Transparency and validation of vehicle locomotive actions
A system includes one or more processors that obtaining data from one or more source. The data includes an ongoing or planned locomotive action and contextual information associated with the locomotive action. The processors also synchronize the data, generate an output comprising textual components, and convert the output. The processors may execute the locomotive action which may include a driving action.
1 . A system comprising:
one or more processors; and
a memory storing instructions that, when executed by the one or more processors, cause the system to perform:
obtaining data from one or more sources, wherein the data comprises or identifies an ongoing or planned locomotive action and contextual information associated with the locomotive action,
synchronizing the data, wherein synchronizing the data comprises inferring one or more intents associated with the vehicle or the ongoing or planned locomotive action based on the contextual information, the contextual information comprising a type of vehicle associated with the ongoing or planned locomotive action and a relative orientation of the vehicle with respect to other occupants;
generating an output comprising textual components, wherein the output comprises a version of the synchronized data; and
converting the output into a converted output, wherein the converted output comprises a condensed version of the output.

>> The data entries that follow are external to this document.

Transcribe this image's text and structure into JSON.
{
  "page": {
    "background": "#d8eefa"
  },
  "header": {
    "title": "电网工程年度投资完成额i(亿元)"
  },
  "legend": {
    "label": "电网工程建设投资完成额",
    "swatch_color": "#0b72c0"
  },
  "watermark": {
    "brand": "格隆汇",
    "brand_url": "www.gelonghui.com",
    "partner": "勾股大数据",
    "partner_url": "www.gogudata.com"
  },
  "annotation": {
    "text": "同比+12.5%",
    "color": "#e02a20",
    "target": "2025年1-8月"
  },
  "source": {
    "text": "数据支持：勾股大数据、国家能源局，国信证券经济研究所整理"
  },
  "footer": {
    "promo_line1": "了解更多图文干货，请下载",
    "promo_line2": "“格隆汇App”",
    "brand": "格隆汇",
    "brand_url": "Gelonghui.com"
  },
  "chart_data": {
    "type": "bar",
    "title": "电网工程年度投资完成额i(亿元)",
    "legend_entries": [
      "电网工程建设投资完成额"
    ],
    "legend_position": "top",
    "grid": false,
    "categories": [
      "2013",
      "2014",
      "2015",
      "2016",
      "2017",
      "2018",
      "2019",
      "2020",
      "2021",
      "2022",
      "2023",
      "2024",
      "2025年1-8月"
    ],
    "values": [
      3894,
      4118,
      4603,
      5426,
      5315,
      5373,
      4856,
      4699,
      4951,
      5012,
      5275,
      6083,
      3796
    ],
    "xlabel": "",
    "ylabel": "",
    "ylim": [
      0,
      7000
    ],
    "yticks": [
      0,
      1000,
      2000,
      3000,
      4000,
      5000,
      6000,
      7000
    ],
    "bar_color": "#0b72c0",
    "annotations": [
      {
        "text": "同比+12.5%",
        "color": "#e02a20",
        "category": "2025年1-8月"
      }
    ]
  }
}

2 . The system of claim 1 , wherein the contextual information comprises an event or a stimulus that triggered the ongoing or planned locomotive action.
3 . The system of claim 1 , wherein the contextual information comprises information of an external entity that is external to the system, an internal component that is internal to the system, or a change of an environmental condition.
4 . The system of claim 3 , wherein the contextual information comprises information regarding a potential malfunction of the internal component; and the data comprises a planned locomotive action indicating to reduce a speed or to stop.
5 . The system of claim 1 , wherein the contextual information comprises information from a perception model, a planning model, a prediction model, a localization model, or a control model.
6 . The system of claim 1 , wherein the instructions further cause the system to perform:
executing the planned locomotive action; and
monitoring one or more attributes of the system during the executing of the locomotive action.
7 . The system of claim 1 , wherein the converting of the output comprises selectively removing portions of the generated output based on respective priorities.
8 . The system of claim 1 , wherein the obtaining of the data comprises obtaining packets from the one or more sources, the synchronizing of the data comprises synchronizing respective payloads of the packets, and the generating of the output comprises generating a new packet having the output within a payload of the new packet.
9 . The system of claim 1 , wherein the obtaining of the data comprises obtaining fused sensor data from different sensor modalities.
10 . The system of claim 1 , wherein the converting of the output is performed by a machine learning component, the machine learning component comprising a large language model (LLM).
11 . The system of claim 1 , wherein the planned locomotive action is based on signaling of an external entity, and an inferred intent of the external entity.
12 . The system of claim 1 , wherein the planned locomotive action is based on a presence of an external entity, the external entity including a non-terrestrial entity.
13 . The system of claim 1 , wherein the planned locomotive action is based on a presence of a non-vehicular entity.
14 . The system of claim 1 , wherein the planned locomotive action is based on a behavior or a predicted behavior of an external entity.
15 . The system of claim 1 , wherein the planned locomotive action is based on a presence or an absence of equipment or accessories attached to an external entity.
16 . The system of claim 1 , wherein the planned locomotive action is based on a road geometry.
17 . The system of claim 1 , wherein the contextual information identifies whether the type of the vehicle is an authority vehicle, and the relative orientation of the vehicle identifies whether the vehicle is travelling along an intended direction of travel.
18 . A method comprising:
obtaining data from one or more sources, wherein the data comprises or identifies an ongoing or planned locomotive action and contextual information associated with the locomotive action,
synchronizing the data, wherein synchronizing the data comprises inferring one or more intents associated with the vehicle or the ongoing or planned locomotive action based on the contextual information, the contextual information comprising a type of vehicle associated with the ongoing or planned locomotive action and a relative orientation of the vehicle with respect to other occupants;
generating an output comprising textual components, wherein the output comprises a version of the synchronized data; and
converting the output into a converted output, wherein the converted output comprises a condensed version of the output.
19 . The method of claim 18 , wherein the contextual information comprises an event or a stimulus that triggered the ongoing or planned locomotive action.
20 . The method of claim 19 , wherein the contextual information comprises information regarding a potential malfunction of the internal component; and the data comprises a planned locomotive action indicating to reduce a speed or to stop.